François, Thomas, Thérèse et les autres

Michel Ciry, Solitude de Jésus, 1962
























Près de vingt années le séparent de son dernier dessin. Aujourd’hui il veut retracer les figures de François, Thomas, Thérèse et les autres. Et puis des autoportraits. Les saints pour le commun sont des visages béats un peu niais, pâlots, qu’une lumière pourtant éperdument contemplée n’a jamais brunis, des profils séraphiques tendus vers le bleu du monde, s’ôtant au frottement informe de la bure sous laquelle oscillent les battements d’un cœur pris pour tout équipement d’ailes. Des niches en lui patientent, où positionner les vraies têtes des illustres mystiques. Sous son crayon, François, Thomas, Thérèse et les autres fixent, dans une présence terrifiante, l’œil qui les découvre comme surpris en flagrant délit de foi.
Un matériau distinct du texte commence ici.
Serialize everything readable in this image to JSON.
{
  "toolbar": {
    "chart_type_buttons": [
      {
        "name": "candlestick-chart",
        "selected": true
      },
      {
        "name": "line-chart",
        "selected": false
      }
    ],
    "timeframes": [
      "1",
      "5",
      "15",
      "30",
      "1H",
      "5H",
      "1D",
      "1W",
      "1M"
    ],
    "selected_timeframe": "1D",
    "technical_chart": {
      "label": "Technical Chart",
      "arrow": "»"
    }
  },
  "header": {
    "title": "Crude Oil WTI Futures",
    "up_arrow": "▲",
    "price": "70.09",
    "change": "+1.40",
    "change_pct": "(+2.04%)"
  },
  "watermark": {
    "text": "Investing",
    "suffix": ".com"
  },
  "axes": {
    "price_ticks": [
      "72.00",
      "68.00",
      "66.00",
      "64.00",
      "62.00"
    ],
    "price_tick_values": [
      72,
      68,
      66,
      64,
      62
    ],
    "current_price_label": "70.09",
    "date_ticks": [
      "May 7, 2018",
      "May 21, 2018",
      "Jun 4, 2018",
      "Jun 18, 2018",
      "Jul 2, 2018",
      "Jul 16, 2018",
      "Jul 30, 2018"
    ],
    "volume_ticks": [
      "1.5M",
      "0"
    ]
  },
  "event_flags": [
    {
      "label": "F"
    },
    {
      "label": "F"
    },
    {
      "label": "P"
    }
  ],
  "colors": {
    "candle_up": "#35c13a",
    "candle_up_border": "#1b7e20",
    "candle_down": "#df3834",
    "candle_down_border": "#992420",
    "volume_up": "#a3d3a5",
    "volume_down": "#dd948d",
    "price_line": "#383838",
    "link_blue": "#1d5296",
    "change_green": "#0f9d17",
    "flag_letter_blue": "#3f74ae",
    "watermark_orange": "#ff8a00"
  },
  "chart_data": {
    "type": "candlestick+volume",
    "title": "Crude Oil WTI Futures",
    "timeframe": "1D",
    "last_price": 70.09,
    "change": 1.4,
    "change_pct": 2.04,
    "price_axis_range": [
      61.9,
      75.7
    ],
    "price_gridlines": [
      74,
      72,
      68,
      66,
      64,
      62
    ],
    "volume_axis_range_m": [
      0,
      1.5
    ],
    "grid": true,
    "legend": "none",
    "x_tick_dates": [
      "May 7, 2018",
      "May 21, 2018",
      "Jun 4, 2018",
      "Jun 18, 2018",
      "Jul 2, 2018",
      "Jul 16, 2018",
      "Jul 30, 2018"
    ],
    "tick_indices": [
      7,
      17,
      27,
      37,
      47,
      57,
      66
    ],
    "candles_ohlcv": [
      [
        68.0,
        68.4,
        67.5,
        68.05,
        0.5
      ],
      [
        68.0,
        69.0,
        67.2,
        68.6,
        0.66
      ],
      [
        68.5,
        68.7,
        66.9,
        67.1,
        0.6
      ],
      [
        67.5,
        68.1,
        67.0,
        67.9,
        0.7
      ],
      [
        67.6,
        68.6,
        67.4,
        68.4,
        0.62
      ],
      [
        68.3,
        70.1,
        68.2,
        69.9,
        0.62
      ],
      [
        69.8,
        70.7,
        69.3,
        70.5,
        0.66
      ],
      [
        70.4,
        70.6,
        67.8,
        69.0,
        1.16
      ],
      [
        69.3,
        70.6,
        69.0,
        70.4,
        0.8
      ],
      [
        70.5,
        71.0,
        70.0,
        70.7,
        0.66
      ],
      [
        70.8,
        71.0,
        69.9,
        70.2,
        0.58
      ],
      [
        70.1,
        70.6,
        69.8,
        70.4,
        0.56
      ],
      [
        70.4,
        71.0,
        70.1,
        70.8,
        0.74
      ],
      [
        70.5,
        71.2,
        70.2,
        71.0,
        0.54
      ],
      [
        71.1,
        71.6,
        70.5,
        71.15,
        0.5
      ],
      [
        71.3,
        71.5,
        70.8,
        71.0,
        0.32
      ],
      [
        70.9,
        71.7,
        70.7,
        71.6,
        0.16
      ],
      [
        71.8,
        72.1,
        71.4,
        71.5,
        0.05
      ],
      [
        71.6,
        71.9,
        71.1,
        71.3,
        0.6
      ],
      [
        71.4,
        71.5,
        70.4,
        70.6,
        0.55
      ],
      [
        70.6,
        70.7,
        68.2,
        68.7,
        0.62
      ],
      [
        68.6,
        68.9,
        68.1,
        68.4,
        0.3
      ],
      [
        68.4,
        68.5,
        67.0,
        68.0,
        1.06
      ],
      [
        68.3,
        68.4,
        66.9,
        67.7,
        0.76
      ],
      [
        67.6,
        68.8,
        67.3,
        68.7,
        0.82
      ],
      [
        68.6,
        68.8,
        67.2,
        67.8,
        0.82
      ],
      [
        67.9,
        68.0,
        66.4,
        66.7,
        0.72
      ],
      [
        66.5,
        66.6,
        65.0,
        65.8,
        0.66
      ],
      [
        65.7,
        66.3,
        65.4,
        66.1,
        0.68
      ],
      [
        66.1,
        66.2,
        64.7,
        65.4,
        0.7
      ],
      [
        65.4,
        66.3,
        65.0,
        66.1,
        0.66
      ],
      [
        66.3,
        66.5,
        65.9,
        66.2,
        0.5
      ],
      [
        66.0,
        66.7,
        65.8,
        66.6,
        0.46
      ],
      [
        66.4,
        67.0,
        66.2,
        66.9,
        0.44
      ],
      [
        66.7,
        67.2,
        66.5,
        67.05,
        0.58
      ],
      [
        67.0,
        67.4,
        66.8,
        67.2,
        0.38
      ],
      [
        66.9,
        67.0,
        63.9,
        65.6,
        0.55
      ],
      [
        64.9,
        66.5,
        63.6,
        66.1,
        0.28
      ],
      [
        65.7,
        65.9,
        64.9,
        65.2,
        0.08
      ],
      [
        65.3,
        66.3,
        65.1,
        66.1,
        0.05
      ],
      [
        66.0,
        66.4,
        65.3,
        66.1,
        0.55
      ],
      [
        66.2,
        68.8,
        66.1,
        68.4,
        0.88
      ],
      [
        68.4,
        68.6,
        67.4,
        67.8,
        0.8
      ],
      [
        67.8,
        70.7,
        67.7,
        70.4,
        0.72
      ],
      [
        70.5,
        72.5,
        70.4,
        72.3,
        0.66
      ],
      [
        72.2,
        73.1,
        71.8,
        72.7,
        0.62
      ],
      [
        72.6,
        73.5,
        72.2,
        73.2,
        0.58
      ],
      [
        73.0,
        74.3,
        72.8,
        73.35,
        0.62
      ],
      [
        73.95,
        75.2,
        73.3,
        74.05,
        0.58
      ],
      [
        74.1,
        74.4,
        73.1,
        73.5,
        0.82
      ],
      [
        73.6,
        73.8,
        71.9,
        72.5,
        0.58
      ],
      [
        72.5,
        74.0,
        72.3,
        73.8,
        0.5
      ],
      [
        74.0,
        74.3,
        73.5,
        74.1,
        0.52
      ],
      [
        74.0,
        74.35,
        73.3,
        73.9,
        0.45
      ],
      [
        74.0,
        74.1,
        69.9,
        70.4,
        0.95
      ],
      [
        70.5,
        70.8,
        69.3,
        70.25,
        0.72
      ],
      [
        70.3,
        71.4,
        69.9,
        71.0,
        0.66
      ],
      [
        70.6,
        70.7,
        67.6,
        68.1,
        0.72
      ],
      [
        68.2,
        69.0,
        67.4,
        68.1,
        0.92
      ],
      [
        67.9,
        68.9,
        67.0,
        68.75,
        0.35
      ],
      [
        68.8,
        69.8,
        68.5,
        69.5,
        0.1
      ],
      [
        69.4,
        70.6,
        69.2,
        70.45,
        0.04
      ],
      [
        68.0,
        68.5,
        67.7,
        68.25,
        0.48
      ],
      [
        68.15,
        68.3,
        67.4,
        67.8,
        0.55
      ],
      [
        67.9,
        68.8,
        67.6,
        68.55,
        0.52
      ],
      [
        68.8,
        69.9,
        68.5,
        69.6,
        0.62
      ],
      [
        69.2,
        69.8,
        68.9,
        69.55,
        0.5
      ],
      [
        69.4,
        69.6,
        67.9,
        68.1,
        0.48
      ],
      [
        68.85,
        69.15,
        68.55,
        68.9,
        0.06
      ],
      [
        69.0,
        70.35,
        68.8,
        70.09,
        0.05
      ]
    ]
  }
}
Ils émettent ce qui doit être la bonté d’un air féroce, et cet élan exogène, sauvage du bien — par on ne sait qui, quoi, où — lui trouble l’âme comme un vent intrusif l’eau celée d’un aven. Cette transmission d’âme par le cœur, et/ou de cœur par l’âme, transcende comme une menace. C’est l’appréhension d’une opération dont la douleur sera plus grande que le mal qui aurait tué et qu’elle tuera. En quête d’un chemin, d’un raccord, entre leurs vies et la sienne, il compare les faciès terribles à ses physionomies lâches, où il se dégoûte. Ou parce que sa propre main, déficiente, n’est pas allée au bout d’elle-même, ou à cause qu’elle ait réussi à le toucher, à l’ébranler, bien trop franche et douée à l’atteindre. Il s’y reconnaît à côté, être adventice poussé au fossé du chemin. La route est large. Large comme un désert. Ce large lé, champ d’une « attention sans mélange », pressenti et visité dans ces airs qu’il a lui-même peints, et qui n’a nul centre, nulle fin, nulle frontière par où le pénétrer, parce qu’il ne lui donne nul indice se trouve être l’intuition qu’il doit chercher cette faille d’où y tomber dont il sait désormais qu’elle ne peut être qu’en lui.